In the process, he addressed the $82,000 workout bonus that the team is refusing to pay Hernandez, prompting the NFL Players Association to file a grievance against the team this week.

Kraft said Hernandez attended 25 of the Patriots’ 33 organized team activities between April and June, but that the threshold for Hernandez to collect the bonus was 90 percent (30 of 33).

“You have to hit 90 percent in our contract, and Aaron didn’t hit 90 percent, in our view,” Kraft said.

Buchanan prepared

Rookie defensive lineman Michael Buchanan had 2½ sacks, a forced fumble, and a pass breakup against the Giants, and credited better preparation for the best performance of his young career.

“I did a lot more preparing and getting ready for this game, so I’d definitely say that was the most comfortable I’ve felt,” the seventh-round pick said. “Just my studying habits and trying to pick up different things on guys because I knew I was going to see a number of different tackles tonight.

“Just tried to study on my own and be prepared for whatever guy is in the game.”

At 6 feet 6 inches, Buchanan has good length for taking on tackles, though as a final-round selection he’s more of a project at this point.

Calming presence

Veteran running back Leon Washington was signed by the Patriots first and foremost to try to help with kickoff returns, which has not been much of a factor in recent seasons.

Washington has eight career kickoff return touchdowns, including one last season with Seattle; the eight returns ties him with Josh Cribbs for most in league history.

He can still contribute on offense, but isn’t quite considered a lock for a roster spot at this point.

But Washington seems to have things in perspective.

“I broke my leg a few years ago with the Jets [in 2009] and I thought I’d never play again, so I told myself every time I’m on the field to appreciate it,” he said.

Asked if he’s nervous about making the roster, Washington said, “To be honest, I don’t worry about it.

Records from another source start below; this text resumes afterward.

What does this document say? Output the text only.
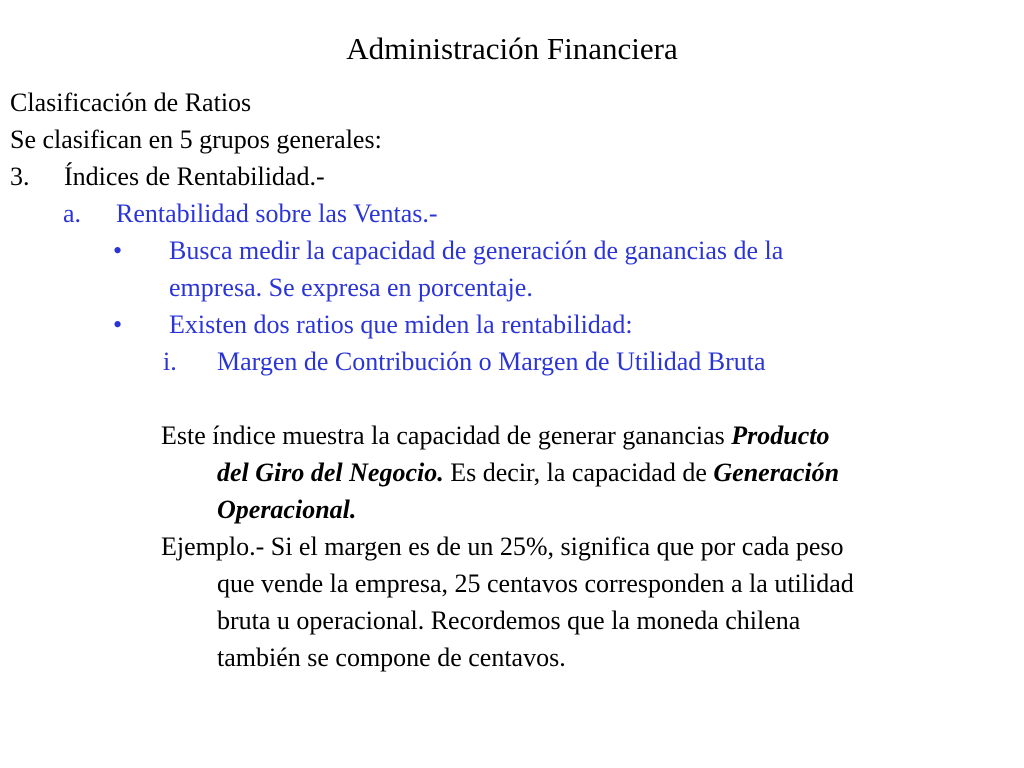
Administración Financiera
Clasificación de Ratios
Se clasifican en 5 grupos generales:
3. Índices de Rentabilidad.-
a. Rentabilidad sobre las Ventas.-
• Busca medir la capacidad de generación de ganancias de la
empresa. Se expresa en porcentaje.
• Existen dos ratios que miden la rentabilidad:
i. Margen de Contribución o Margen de Utilidad Bruta
Este índice muestra la capacidad de generar ganancias Producto
del Giro del Negocio. Es decir, la capacidad de Generación
Operacional.
Ejemplo.- Si el margen es de un 25%, significa que por cada peso
que vende la empresa, 25 centavos corresponden a la utilidad
bruta u operacional. Recordemos que la moneda chilena
también se compone de centavos.
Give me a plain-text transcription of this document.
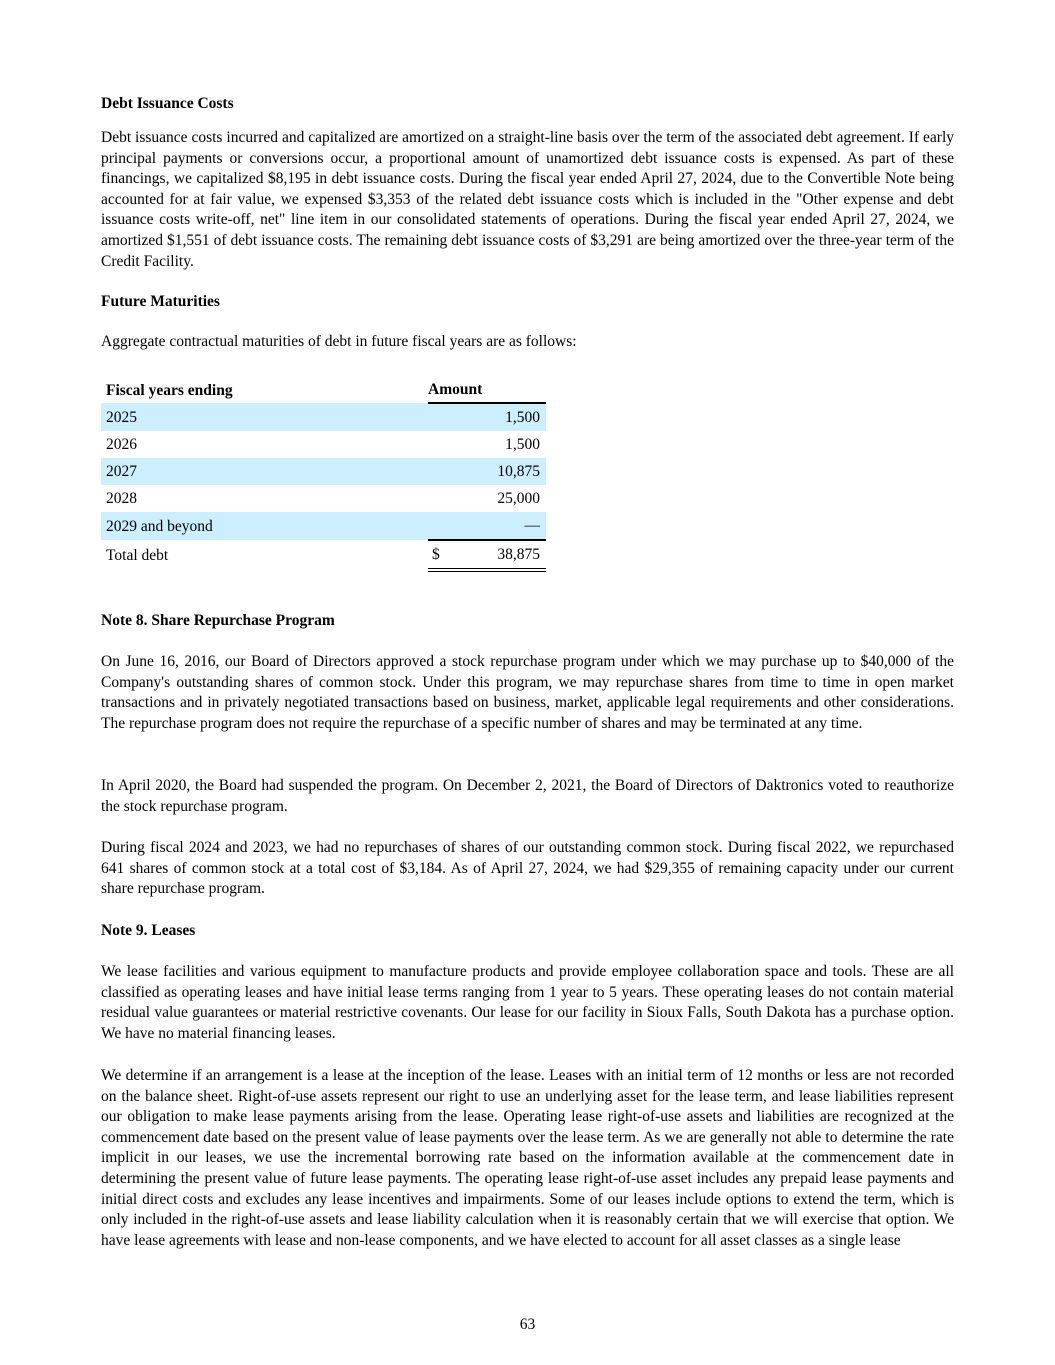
Debt Issuance Costs
Debt issuance costs incurred and capitalized are amortized on a straight-line basis over the term of the associated debt agreement. If early principal payments or conversions occur, a proportional amount of unamortized debt issuance costs is expensed. As part of these financings, we capitalized $8,195 in debt issuance costs. During the fiscal year ended April 27, 2024, due to the Convertible Note being accounted for at fair value, we expensed $3,353 of the related debt issuance costs which is included in the "Other expense and debt issuance costs write-off, net" line item in our consolidated statements of operations. During the fiscal year ended April 27, 2024, we amortized $1,551 of debt issuance costs. The remaining debt issuance costs of $3,291 are being amortized over the three-year term of the Credit Facility.
Future Maturities
Aggregate contractual maturities of debt in future fiscal years are as follows:
Fiscal years ending	Amount
2025	1,500
2026	1,500
2027	10,875
2028	25,000
2029 and beyond	—
Total debt	$ 38,875
Note 8. Share Repurchase Program
On June 16, 2016, our Board of Directors approved a stock repurchase program under which we may purchase up to $40,000 of the Company's outstanding shares of common stock. Under this program, we may repurchase shares from time to time in open market transactions and in privately negotiated transactions based on business, market, applicable legal requirements and other considerations. The repurchase program does not require the repurchase of a specific number of shares and may be terminated at any time.
In April 2020, the Board had suspended the program. On December 2, 2021, the Board of Directors of Daktronics voted to reauthorize the stock repurchase program.
During fiscal 2024 and 2023, we had no repurchases of shares of our outstanding common stock. During fiscal 2022, we repurchased 641 shares of common stock at a total cost of $3,184. As of April 27, 2024, we had $29,355 of remaining capacity under our current share repurchase program.
Note 9. Leases
We lease facilities and various equipment to manufacture products and provide employee collaboration space and tools. These are all classified as operating leases and have initial lease terms ranging from 1 year to 5 years. These operating leases do not contain material residual value guarantees or material restrictive covenants. Our lease for our facility in Sioux Falls, South Dakota has a purchase option. We have no material financing leases.
We determine if an arrangement is a lease at the inception of the lease. Leases with an initial term of 12 months or less are not recorded on the balance sheet. Right-of-use assets represent our right to use an underlying asset for the lease term, and lease liabilities represent our obligation to make lease payments arising from the lease. Operating lease right-of-use assets and liabilities are recognized at the commencement date based on the present value of lease payments over the lease term. As we are generally not able to determine the rate implicit in our leases, we use the incremental borrowing rate based on the information available at the commencement date in determining the present value of future lease payments. The operating lease right-of-use asset includes any prepaid lease payments and initial direct costs and excludes any lease incentives and impairments. Some of our leases include options to extend the term, which is only included in the right-of-use assets and lease liability calculation when it is reasonably certain that we will exercise that option. We have lease agreements with lease and non-lease components, and we have elected to account for all asset classes as a single lease
63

I have three beautiful boys and a wife at home, and I love football. I’m not worried.”

Washington had a 43-yard punt return in the second quarter against the Giants; he fielded only three kickoffs in the preseason, averaging 22 yards per return.

Put to the test

The Patriots had six players in for tryouts on Thursday, including two quarterbacks.

Former Findlay quarterback Clay Belton is 6-5, 232 pounds. He signed with the Dolphins after this year’s draft but was waived just a few days later. Nathan Stanley, who played at Southeastern Louisiana, is 6-5, 218 pounds. He signed with the Ravens after going undrafted, but also did not last long before being released. New England also tried out offensive linemen Chandler Burden (Kentucky) and Desmond Wynn (Rutgers), receiver Jerrell Jackson (Missouri), and running back Robbie Rouse (Fresno State). The Patriots could have been looking at the players as potential practice-squad candidates . . . Tiger Woods was on the sideline pregame and in owner Robert Kraft’s box. Woods is around for the Deutsche Bank Championship being held at TPC Boston in Norton this weekend. . . . Former Patriots Pro Bowler and team captain Larry Izzo is in his third season as the Giants’ special teams assistant coach . . . This was the ninth straight year the Patriots have faced the Giants in their final preseason game.